There are still 7,200 internally displaced and socially vulnerable persons living in Bosnian collective centres, the Union for Sustainable Return and Integrations said in a statement marking International Human Rights Day, calling on authorities to implement the project of constructing 2,600 housing units in 45 cities which a loan was secured for from the Council of Europe Development Bank (CEB).
“Even 25 years after the Dayton Accords, ‘people without an address’ are waiting with less and less hope to get a roof over their heads and replace the collective centre with their home,” the head of the association, Mirhunisa Zukic, told the Fena news agency.
Throughout the past 25 years since the Dayton Peace Agreement was signed, some of those who came to Bosnian collective centres have become adults and now their children are also growing up there, which means that “practically three generations” have been living in “refugee conditions” so far.
“Now grandmothers and grandfathers are living together with their children and grandchildren in collective centres.
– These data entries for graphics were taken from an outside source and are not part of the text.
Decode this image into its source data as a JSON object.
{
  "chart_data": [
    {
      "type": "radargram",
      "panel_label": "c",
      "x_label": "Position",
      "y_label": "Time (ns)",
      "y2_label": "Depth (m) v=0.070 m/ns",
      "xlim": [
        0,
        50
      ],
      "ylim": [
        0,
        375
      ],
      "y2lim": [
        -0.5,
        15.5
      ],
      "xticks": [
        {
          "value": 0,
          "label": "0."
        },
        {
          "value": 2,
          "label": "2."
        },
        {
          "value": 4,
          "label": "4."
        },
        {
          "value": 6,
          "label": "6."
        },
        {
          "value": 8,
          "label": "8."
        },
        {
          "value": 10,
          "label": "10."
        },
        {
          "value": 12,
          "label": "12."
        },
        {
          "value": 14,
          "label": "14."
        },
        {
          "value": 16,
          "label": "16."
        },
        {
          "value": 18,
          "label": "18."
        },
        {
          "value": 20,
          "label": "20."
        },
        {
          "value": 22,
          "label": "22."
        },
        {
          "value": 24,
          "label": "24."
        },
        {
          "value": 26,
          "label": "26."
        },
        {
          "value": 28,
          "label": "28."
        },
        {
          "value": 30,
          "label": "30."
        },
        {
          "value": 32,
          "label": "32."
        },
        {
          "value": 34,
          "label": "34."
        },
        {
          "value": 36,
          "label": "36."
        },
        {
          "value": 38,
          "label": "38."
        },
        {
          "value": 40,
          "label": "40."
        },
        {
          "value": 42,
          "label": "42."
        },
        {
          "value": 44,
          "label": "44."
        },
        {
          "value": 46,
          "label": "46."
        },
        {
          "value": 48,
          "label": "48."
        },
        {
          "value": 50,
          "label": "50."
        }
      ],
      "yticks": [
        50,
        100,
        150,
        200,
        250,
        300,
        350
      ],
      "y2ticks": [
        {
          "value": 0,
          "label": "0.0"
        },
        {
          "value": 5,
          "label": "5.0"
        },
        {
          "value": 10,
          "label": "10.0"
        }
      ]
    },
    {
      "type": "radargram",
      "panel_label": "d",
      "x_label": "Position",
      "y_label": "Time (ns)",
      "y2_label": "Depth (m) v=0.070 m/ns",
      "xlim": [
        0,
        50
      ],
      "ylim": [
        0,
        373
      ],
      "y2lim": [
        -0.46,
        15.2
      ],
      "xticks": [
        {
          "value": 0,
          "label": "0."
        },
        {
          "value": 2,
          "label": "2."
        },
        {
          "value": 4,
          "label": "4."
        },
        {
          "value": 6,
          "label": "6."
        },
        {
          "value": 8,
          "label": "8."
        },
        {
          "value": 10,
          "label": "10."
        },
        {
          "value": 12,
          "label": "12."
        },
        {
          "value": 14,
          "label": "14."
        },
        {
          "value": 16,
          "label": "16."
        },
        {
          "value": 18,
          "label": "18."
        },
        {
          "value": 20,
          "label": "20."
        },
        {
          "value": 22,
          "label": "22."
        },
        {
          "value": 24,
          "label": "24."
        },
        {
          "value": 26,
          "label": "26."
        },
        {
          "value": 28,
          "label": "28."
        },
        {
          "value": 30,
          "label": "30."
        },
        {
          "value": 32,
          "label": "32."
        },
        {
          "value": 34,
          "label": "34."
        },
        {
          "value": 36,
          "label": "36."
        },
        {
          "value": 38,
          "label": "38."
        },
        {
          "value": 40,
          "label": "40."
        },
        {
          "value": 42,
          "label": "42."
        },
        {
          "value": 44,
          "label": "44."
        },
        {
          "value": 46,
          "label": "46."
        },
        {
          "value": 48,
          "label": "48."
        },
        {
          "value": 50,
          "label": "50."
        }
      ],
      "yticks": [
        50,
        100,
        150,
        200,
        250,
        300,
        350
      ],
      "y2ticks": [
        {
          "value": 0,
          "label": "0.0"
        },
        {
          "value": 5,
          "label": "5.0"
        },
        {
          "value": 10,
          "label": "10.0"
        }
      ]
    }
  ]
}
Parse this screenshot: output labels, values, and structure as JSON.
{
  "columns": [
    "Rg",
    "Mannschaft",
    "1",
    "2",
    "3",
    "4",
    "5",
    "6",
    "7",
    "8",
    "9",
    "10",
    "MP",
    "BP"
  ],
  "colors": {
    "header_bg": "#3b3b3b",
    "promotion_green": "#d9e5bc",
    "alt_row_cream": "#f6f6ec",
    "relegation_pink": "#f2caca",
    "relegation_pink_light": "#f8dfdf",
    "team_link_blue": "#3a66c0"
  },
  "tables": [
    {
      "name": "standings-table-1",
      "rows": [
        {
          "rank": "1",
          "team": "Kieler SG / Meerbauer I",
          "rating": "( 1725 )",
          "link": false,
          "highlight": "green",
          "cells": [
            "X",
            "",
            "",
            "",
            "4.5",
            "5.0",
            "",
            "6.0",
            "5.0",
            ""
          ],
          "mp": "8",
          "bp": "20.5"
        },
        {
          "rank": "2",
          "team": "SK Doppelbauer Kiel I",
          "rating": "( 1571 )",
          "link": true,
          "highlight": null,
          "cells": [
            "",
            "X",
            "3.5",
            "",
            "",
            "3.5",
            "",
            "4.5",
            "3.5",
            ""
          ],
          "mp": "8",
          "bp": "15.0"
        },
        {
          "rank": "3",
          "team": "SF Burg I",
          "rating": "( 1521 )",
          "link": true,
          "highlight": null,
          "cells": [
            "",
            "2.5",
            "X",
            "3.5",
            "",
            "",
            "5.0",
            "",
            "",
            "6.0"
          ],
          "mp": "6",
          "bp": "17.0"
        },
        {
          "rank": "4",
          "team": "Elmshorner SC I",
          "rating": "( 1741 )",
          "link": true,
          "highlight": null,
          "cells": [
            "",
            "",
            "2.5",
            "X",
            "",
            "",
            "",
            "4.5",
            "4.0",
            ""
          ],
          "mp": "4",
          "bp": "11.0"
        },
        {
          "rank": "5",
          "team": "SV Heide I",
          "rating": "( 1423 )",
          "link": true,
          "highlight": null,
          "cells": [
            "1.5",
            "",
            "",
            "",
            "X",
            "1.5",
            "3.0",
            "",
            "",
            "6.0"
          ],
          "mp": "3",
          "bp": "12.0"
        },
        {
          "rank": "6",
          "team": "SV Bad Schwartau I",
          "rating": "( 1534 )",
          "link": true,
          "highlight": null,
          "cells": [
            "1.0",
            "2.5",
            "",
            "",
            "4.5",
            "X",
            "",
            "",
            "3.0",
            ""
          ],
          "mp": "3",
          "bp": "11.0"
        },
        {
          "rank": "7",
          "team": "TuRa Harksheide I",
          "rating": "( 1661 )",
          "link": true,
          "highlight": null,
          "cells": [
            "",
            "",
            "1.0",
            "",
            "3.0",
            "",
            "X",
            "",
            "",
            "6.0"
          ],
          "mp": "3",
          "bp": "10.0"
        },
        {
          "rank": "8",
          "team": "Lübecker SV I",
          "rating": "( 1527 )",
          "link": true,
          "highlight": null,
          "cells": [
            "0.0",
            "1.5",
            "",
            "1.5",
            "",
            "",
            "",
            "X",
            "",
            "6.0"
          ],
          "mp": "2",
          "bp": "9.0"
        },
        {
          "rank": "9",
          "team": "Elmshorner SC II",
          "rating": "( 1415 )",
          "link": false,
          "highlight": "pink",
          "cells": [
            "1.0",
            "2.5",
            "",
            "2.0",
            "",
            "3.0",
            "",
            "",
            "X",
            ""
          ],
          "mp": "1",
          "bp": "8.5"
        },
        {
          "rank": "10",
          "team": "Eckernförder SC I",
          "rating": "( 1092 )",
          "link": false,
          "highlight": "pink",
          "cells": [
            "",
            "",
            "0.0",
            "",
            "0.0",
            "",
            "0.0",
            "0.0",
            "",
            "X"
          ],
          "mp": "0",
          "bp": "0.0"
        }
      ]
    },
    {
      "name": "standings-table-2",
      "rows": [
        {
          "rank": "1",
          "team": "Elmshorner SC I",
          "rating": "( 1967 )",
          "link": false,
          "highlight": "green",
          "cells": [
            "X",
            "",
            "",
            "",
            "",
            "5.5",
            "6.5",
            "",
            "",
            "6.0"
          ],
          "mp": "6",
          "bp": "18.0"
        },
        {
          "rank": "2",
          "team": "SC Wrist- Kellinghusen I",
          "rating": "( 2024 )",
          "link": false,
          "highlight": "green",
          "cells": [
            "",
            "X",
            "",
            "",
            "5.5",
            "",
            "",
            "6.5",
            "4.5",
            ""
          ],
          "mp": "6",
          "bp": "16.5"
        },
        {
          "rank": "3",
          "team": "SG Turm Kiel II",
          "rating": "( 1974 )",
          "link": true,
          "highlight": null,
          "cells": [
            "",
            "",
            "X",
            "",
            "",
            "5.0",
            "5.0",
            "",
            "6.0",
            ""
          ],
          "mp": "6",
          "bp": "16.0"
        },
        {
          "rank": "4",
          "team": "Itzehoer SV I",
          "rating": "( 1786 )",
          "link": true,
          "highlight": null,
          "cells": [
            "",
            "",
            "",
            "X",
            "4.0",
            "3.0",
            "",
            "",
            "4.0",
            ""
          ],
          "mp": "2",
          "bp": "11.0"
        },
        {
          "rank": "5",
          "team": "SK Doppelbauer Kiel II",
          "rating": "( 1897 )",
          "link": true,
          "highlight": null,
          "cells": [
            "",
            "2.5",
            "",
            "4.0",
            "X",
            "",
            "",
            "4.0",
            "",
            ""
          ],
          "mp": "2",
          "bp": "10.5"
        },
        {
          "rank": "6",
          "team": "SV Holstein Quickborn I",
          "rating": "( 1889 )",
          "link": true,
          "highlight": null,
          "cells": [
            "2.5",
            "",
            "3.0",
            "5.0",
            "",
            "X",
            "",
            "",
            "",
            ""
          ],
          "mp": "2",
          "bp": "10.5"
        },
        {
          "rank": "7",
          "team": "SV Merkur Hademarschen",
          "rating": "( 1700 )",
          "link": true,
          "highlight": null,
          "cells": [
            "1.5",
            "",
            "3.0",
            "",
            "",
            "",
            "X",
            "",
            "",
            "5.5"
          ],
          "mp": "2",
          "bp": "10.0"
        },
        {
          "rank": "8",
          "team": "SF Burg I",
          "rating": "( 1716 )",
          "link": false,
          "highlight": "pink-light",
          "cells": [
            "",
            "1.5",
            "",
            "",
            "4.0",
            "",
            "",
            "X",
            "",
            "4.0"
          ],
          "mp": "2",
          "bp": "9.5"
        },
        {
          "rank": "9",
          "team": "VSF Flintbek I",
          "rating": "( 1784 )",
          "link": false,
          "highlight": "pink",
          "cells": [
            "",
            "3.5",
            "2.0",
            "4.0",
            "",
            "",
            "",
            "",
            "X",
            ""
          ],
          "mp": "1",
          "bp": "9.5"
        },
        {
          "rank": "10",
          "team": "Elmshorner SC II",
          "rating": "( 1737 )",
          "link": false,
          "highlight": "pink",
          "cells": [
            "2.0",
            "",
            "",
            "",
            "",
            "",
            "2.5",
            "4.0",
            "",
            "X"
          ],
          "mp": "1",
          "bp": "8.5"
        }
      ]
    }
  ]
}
Most of the people staying there, who belong to all ethnic groups, are elderly and sick, displaced with either minimum or no income,” Zukic said.
“Therefore, on the occasion of the International Human Rights Day, the Union expresses its expectation and sends a message to the authorities to implement the project of building 2,600 housing units in 45 cities, including the Brcko District, for which a loan has been secured from the European Development Bank (CEB),” the association said.
This would mean that people from collective centres finally exercise the elementary right to a home.